Let’s untangle this a bit:
• American presidents should never go to war because they’re afraid of looking like a “total wuss.” They should go to war in defense of American lives, territory, and allies; they should also vigorously defend and advance American interests. But those interests should be concrete. Wussiness — or, to put it in in a more positive light, “American prestige” — should appear pretty close to the bottom of reasons to use force. It’s too nebulous. If we’re going to ask people to die, ask them to die for real stuff.
• Though it’s been made fuzzy by American presidents and their assertion over all the levers of war-making, the Constitutional power to declare war actually resides with Congress. So, yeah, if 75 percent of the House of Representatives votes against going to war in Syria, yes, the president should probably be paying attention to that. Because that’s the law.
• Obama should also pay attention to that 80 percent of Americans who don’t want to go to war, in Clinton’s scenario — at least, if going to war is completely the choice of the president and not pushed on us by an attack on the aforementioned American lives and territory. Let’s be honest: It’s not always that hard to persuade us that invading or dropping bombs on some other country is the right policy, but you usually do have to give Americans a reason to do so.
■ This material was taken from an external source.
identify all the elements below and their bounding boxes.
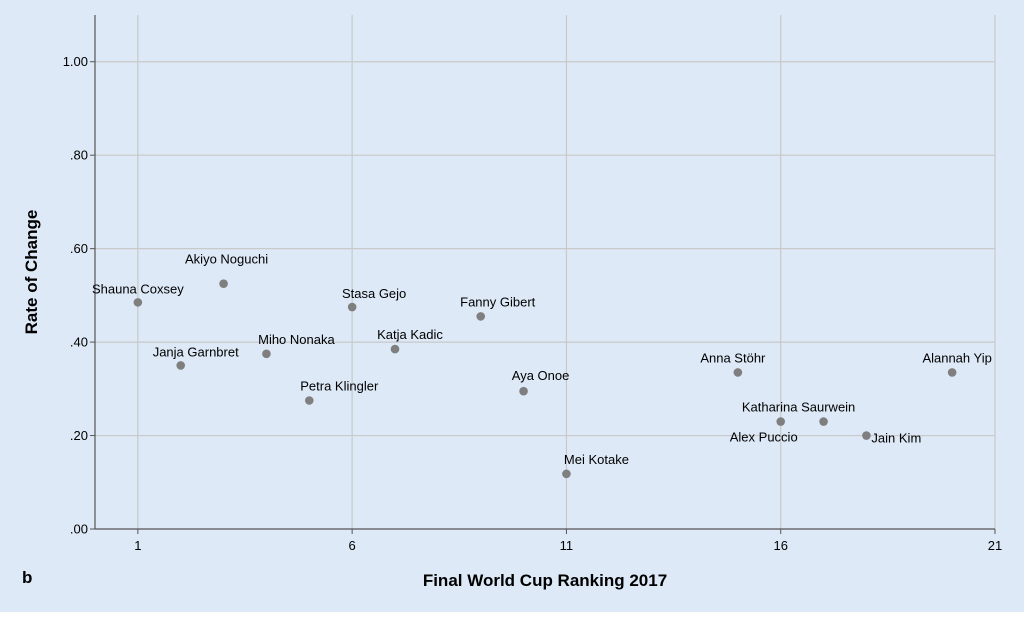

If you can’t do that, you’re probably not a very good president. Make your case.
What’s interesting here is that Clinton makes only a glancing reference to what might the core U.S. interest in intervening in Syria: saving lives. Ninety-three thousand people have died in the civil war so far — a terrible atrocity for any country to experience. The problem? U.S. involvement doesn’t always save lives; just this weekend, 30 people were killed in car bombs across Iraq, the victims of forces we unleashed with our invasion there a decade ago. Doing something isn’t always better than doing nothing.
And remember: Clinton as president stood by while Rwandans slaughtered between 500,000 and a million of their countrymen back in the 1990s. Remember: He fled a humanitarian mission in Somalia just as soon as he could after U.S. soldiers were killed there in the “Black Hawk Down” incident. And a reading of history certainly seems to show that he was for the Iraq War when it was popular, and then against it when it wasn’t.
You want to talk about wussiness? Clinton’s record — going back before his time as president — is to back popular wars, flee unpopular conflicts, and above all “to preserve (his) political viability in the system.” If there’s an example of moral courage in Bill Clinton’s record on war and peace, it is difficult to find. It’s one reason he can drive liberals so crazy sometimes.
President Obama, it seems, is going to step up American military involvement in Syria. Maybe we’re lucky and it’ll turn out well. But I hope he did so for better reasons than Bill Clinton’s schoolyard taunts. Otherwise, he really is a wuss.